Tag Archives: djvu pdf

DjVu: Almost Awesome

Earlier today, I started reading about the DjVu family of document formats. It really sounds slick: file sizes much smaller than PNG (and incredibly smaller than TIFF or PDF) for lossless data with the DjVuText format, file sizes much smaller than JPEG with equivalent quality for the DjVuPhoto format, and an advanced DjVuDocument format that separates the background photo from the foreground text and produces a quite nice output. There are wonderful plugins for browsers on all platforms, and server-side support already in Debian for sending pages incrementally as needed by clients.

I tried this out a bit and indeed it looks great on monochrome scans, and I made a quick try of DjVuPhoto as well. That part looks great.

So here’s the bad news.

Debian has no nice way to generate DjVuDocument files. There is a PS/PDF-to-DjVu converter that uses a djvu driver for Ghostscript. But Debian does not include that driver. Though, strangely, the program that depends on this driver is actually in Debian main. (Bug filed.) That program actually will make background-separated images, but only if they are separate objects in the input.

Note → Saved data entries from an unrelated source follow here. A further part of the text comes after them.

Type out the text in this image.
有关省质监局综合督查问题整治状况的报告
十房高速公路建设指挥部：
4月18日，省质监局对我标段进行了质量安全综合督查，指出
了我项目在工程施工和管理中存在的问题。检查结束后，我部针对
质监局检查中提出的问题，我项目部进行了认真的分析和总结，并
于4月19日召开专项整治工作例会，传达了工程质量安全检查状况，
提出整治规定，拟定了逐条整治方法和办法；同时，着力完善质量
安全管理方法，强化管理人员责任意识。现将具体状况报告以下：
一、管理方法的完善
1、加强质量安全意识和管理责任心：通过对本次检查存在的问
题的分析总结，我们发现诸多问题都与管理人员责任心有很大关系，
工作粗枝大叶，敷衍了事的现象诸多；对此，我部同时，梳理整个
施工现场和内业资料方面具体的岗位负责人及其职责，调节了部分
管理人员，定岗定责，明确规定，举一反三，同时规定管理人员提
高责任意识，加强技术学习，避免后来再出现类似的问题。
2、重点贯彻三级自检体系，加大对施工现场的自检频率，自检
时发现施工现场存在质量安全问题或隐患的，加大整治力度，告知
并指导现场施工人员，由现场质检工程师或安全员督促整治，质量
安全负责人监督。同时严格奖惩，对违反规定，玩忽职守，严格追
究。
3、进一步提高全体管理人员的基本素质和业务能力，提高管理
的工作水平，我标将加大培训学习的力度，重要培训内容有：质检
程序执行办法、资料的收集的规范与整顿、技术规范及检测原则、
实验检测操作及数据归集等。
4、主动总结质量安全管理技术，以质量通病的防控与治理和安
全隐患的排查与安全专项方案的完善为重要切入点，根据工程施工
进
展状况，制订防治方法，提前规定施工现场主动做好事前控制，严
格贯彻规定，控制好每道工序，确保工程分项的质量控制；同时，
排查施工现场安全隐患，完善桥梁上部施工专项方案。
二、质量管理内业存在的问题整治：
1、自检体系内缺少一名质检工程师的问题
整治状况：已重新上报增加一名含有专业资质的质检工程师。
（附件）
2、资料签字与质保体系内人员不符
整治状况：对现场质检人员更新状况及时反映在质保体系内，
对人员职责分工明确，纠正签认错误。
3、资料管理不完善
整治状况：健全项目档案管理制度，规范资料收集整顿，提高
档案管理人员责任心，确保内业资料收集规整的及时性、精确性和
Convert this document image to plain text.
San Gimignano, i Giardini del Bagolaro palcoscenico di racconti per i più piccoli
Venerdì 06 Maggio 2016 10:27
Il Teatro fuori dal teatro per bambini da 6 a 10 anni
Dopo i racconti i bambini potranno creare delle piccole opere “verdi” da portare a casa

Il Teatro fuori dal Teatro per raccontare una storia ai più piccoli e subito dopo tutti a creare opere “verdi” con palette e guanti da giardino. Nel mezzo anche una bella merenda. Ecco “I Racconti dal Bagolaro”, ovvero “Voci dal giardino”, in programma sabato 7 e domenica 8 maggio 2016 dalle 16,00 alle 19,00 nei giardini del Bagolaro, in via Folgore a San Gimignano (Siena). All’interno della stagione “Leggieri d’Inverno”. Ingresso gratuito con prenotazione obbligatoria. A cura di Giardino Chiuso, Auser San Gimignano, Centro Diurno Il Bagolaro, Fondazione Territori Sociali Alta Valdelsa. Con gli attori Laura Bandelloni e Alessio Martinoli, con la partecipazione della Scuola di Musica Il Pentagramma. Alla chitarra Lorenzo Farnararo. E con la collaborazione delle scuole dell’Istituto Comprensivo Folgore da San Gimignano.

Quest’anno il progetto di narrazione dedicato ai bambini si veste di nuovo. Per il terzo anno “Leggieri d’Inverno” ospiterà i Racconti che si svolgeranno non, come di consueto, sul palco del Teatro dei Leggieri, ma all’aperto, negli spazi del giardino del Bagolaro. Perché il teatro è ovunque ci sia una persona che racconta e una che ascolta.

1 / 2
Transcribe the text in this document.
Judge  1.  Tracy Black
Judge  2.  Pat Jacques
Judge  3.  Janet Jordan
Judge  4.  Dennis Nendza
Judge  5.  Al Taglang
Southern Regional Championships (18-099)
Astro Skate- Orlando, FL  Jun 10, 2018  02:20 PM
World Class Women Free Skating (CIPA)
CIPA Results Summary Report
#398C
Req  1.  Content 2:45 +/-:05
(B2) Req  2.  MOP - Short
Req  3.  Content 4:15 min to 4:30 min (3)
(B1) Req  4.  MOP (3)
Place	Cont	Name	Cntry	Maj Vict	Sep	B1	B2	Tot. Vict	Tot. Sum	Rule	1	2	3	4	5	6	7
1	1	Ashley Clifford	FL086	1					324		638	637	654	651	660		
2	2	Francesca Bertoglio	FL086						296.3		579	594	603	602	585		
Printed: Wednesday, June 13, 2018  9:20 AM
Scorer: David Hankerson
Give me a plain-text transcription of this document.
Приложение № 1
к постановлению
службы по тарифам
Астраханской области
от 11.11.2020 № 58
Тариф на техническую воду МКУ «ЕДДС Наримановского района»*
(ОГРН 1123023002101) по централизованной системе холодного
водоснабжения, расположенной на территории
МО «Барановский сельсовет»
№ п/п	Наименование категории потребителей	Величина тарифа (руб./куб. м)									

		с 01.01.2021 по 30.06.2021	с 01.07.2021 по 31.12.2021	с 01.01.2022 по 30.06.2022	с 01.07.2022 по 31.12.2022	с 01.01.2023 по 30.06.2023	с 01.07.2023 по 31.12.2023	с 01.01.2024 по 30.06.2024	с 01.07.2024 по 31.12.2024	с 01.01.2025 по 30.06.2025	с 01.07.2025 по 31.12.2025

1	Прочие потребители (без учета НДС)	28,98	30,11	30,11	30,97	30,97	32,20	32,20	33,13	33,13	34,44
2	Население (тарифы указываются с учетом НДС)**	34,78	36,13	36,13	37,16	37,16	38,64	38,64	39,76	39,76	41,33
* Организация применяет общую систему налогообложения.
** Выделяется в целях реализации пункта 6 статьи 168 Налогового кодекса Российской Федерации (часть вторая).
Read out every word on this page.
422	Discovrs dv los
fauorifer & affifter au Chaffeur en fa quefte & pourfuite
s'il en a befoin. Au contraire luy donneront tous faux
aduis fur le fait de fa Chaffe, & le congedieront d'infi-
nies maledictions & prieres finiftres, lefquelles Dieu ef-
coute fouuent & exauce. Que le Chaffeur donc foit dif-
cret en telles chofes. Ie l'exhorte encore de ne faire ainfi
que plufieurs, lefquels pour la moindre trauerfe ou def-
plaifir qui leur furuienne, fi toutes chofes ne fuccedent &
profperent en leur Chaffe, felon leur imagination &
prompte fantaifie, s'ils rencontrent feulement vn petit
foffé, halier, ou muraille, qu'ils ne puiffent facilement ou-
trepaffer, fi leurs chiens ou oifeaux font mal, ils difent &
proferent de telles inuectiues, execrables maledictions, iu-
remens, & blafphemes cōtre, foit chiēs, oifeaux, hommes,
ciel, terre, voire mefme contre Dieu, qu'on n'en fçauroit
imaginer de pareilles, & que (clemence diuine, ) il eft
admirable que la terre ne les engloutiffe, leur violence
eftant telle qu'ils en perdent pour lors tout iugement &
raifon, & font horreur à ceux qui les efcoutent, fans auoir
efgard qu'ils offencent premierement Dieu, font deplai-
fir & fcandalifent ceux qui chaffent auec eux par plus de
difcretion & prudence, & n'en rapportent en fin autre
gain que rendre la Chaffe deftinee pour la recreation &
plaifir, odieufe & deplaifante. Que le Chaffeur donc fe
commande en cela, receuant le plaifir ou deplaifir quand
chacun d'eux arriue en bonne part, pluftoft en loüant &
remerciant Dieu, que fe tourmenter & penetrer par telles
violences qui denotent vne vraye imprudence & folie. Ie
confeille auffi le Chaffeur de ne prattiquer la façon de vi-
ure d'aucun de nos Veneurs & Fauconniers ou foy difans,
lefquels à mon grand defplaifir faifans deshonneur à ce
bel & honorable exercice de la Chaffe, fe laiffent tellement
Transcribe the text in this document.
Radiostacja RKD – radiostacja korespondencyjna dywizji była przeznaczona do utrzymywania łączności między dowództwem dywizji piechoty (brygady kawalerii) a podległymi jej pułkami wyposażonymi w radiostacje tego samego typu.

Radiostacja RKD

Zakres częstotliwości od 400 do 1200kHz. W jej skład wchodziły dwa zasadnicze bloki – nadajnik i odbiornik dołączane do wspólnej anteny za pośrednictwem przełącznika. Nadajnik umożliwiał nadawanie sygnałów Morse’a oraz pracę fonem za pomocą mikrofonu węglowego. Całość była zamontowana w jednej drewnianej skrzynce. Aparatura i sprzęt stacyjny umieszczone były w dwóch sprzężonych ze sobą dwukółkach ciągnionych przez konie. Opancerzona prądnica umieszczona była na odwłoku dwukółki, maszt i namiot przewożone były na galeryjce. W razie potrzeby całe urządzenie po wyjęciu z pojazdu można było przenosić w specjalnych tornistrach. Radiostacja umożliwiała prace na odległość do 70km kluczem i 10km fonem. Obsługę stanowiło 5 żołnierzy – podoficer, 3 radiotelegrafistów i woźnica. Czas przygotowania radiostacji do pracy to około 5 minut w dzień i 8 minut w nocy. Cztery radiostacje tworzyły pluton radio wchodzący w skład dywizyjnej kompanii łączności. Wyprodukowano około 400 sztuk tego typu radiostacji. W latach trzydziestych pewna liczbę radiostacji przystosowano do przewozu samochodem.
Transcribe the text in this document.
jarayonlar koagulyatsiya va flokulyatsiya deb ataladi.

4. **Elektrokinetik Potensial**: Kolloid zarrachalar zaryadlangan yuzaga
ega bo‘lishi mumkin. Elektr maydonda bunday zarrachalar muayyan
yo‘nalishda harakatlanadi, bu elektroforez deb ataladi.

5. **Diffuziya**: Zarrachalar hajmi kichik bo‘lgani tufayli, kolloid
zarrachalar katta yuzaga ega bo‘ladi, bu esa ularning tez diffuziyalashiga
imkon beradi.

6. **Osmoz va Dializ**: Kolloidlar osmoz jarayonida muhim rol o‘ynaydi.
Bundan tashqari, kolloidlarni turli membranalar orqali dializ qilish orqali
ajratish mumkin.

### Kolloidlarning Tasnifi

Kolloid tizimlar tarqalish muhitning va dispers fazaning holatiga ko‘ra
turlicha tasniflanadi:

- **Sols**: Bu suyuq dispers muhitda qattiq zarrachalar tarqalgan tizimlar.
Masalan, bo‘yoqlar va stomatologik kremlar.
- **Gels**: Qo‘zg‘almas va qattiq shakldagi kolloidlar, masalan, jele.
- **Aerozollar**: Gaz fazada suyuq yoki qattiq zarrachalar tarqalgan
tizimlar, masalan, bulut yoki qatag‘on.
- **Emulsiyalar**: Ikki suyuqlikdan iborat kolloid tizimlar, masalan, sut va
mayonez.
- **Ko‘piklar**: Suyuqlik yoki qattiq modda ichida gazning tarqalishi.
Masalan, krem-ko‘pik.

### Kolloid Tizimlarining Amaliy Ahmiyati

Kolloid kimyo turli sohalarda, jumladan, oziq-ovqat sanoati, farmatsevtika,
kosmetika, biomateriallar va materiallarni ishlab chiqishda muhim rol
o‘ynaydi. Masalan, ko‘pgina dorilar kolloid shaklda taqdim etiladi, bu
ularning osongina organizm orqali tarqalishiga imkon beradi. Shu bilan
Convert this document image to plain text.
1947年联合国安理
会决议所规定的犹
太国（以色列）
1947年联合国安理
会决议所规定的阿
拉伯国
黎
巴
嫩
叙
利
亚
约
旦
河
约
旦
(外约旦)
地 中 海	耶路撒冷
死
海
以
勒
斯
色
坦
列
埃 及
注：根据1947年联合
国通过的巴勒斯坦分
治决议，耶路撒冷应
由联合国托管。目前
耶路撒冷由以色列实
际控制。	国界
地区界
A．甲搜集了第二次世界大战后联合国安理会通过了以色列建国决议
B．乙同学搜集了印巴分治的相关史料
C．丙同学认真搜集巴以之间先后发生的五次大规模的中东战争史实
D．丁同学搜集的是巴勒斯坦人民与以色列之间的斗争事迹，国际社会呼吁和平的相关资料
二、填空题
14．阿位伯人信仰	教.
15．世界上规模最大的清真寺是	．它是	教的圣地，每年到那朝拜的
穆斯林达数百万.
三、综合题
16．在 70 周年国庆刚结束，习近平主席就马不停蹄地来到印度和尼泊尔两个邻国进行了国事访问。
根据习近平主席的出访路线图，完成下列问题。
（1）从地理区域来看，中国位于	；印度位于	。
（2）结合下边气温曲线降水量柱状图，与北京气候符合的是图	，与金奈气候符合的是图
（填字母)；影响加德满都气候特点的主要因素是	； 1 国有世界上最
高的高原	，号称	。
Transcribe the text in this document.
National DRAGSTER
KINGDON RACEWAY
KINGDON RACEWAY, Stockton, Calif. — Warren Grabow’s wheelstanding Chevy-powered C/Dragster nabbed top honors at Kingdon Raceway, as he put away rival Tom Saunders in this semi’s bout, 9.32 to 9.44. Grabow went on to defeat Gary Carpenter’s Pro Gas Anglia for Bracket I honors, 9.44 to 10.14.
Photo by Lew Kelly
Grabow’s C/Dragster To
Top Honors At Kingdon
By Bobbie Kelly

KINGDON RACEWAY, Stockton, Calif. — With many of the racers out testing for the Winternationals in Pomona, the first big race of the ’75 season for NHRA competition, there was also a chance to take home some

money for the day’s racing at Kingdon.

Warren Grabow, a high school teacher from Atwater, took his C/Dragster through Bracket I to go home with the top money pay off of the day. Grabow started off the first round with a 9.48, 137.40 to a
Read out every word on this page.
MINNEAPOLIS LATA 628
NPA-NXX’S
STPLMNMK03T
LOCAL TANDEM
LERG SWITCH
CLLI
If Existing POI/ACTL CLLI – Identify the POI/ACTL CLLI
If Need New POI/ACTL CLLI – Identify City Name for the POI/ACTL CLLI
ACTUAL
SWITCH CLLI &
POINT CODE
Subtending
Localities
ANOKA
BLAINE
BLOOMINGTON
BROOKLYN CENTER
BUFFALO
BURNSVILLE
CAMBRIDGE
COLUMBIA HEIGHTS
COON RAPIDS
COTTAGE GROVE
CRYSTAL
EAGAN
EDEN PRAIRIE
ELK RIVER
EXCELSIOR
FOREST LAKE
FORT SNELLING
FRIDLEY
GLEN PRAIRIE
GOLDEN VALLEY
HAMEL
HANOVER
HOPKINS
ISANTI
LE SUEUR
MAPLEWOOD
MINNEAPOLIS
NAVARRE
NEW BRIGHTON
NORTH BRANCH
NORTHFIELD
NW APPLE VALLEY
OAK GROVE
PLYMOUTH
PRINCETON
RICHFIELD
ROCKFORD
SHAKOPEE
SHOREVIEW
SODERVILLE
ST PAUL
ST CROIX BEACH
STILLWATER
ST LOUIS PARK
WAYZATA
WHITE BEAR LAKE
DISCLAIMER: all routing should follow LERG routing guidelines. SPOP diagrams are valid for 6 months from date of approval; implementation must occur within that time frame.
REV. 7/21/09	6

All Debian has is a program csepdjvu, which requires you to somehow manually separate the foreground and background images. Ugh.

So there is no way using software in Debian to produce DjVuDocument files with automatic separation, either from scans or from a digital source. It appears that there may not be Free Software to do this from scans either. This fact is not made clear at all in the DjVu documentation that is around.